That painting with its winged penises, searching for macaroni, butter, and lumps of gum. |
"They've come around, they've been around all night. They're here thinking of doing it over and over again, just like its some funny repetitive dance along on the round sofa. Gah, I can hear 'em thinking about it. I don't need to see it. There's no value to it. We can't use the pictures in our heads like this. The damn music's too loud."

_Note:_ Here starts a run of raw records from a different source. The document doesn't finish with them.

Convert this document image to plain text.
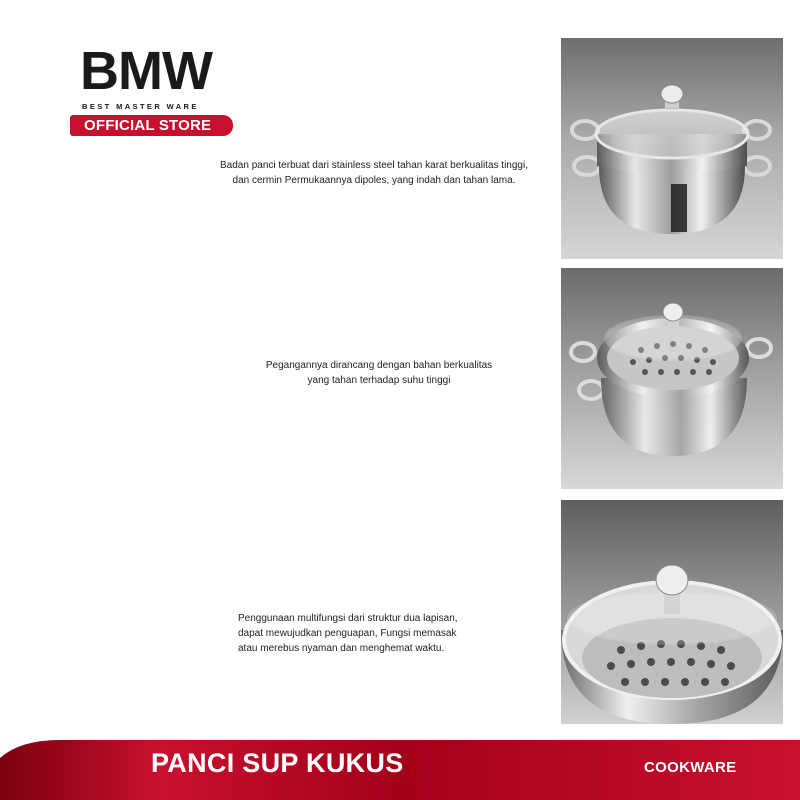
BMW
BEST MASTER WARE
OFFICIAL STORE
Badan panci terbuat dari stainless steel tahan karat berkualitas tinggi,
dan cermin Permukaannya dipoles, yang indah dan tahan lama.
Pegangannya dirancang dengan bahan berkualitas
yang tahan terhadap suhu tinggi
Penggunaan multifungsi dari struktur dua lapisan,
dapat mewujudkan penguapan, Fungsi memasak
atau merebus nyaman dan menghemat waktu.
PANCI SUP KUKUS	COOKWARE
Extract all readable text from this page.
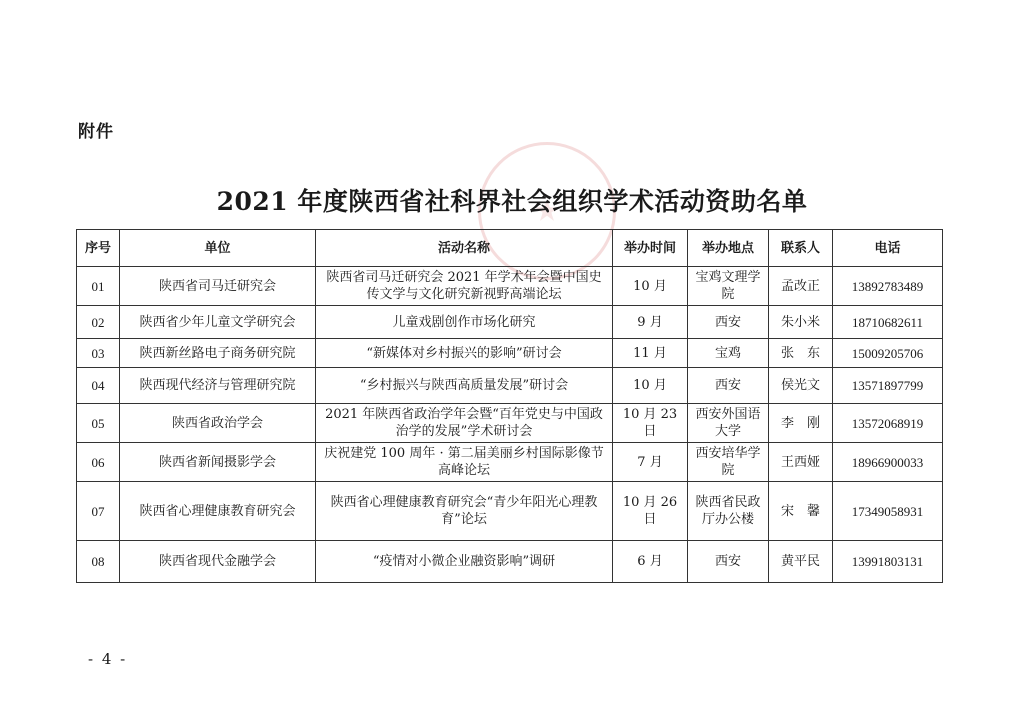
附件
2021 年度陕西省社科界社会组织学术活动资助名单
序号	单位	活动名称	举办时间	举办地点	联系人	电话
01	陕西省司马迁研究会	陕西省司马迁研究会 2021 年学术年会暨中国史传文学与文化研究新视野高端论坛	10 月	宝鸡文理学院	孟改正	13892783489
02	陕西省少年儿童文学研究会	儿童戏剧创作市场化研究	9 月	西安	朱小米	18710682611
03	陕西新丝路电子商务研究院	“新媒体对乡村振兴的影响”研讨会	11 月	宝鸡	张　东	15009205706
04	陕西现代经济与管理研究院	“乡村振兴与陕西高质量发展”研讨会	10 月	西安	侯光文	13571897799
05	陕西省政治学会	2021 年陕西省政治学年会暨“百年党史与中国政治学的发展”学术研讨会	10 月 23 日	西安外国语大学	李　刚	13572068919
06	陕西省新闻摄影学会	庆祝建党 100 周年 · 第二届美丽乡村国际影像节高峰论坛	7 月	西安培华学院	王西娅	18966900033
07	陕西省心理健康教育研究会	陕西省心理健康教育研究会“青少年阳光心理教育”论坛	10 月 26 日	陕西省民政厅办公楼	宋　馨	17349058931
08	陕西省现代金融学会	“疫情对小微企业融资影响”调研	6 月	西安	黄平民	13991803131
- 4 -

Success is a line in here. It's not from somewhere else and it won't succeed without a market to happen to it. There's too much wax and too much wax as the song goes. What we need is to keep making these markets happen. They need to be everywhere just like candlesticks and crosses in the night. Giuseppe knows us, we're his reckless canaries in this poorly lit hole. He knows us as the cats that know the mysterious language of all the other birds in their holes. I've told him before that they're easy. "They're like open books in a burning library, don't get confused and don't get left behind," I tell him. But Giuseppe's timid as a school bus and he's all over the place after six. He's left again and then he's right until he wobbles off entirely.
At the end of the hall we see the inappropriately named, Ms. Tabby Tabby Tabby on her way to June's. She slips under the bed in the red box room. Her ass wiggles under the dangling flat sheet. The night ends when she says, "isn't it all just right darling?"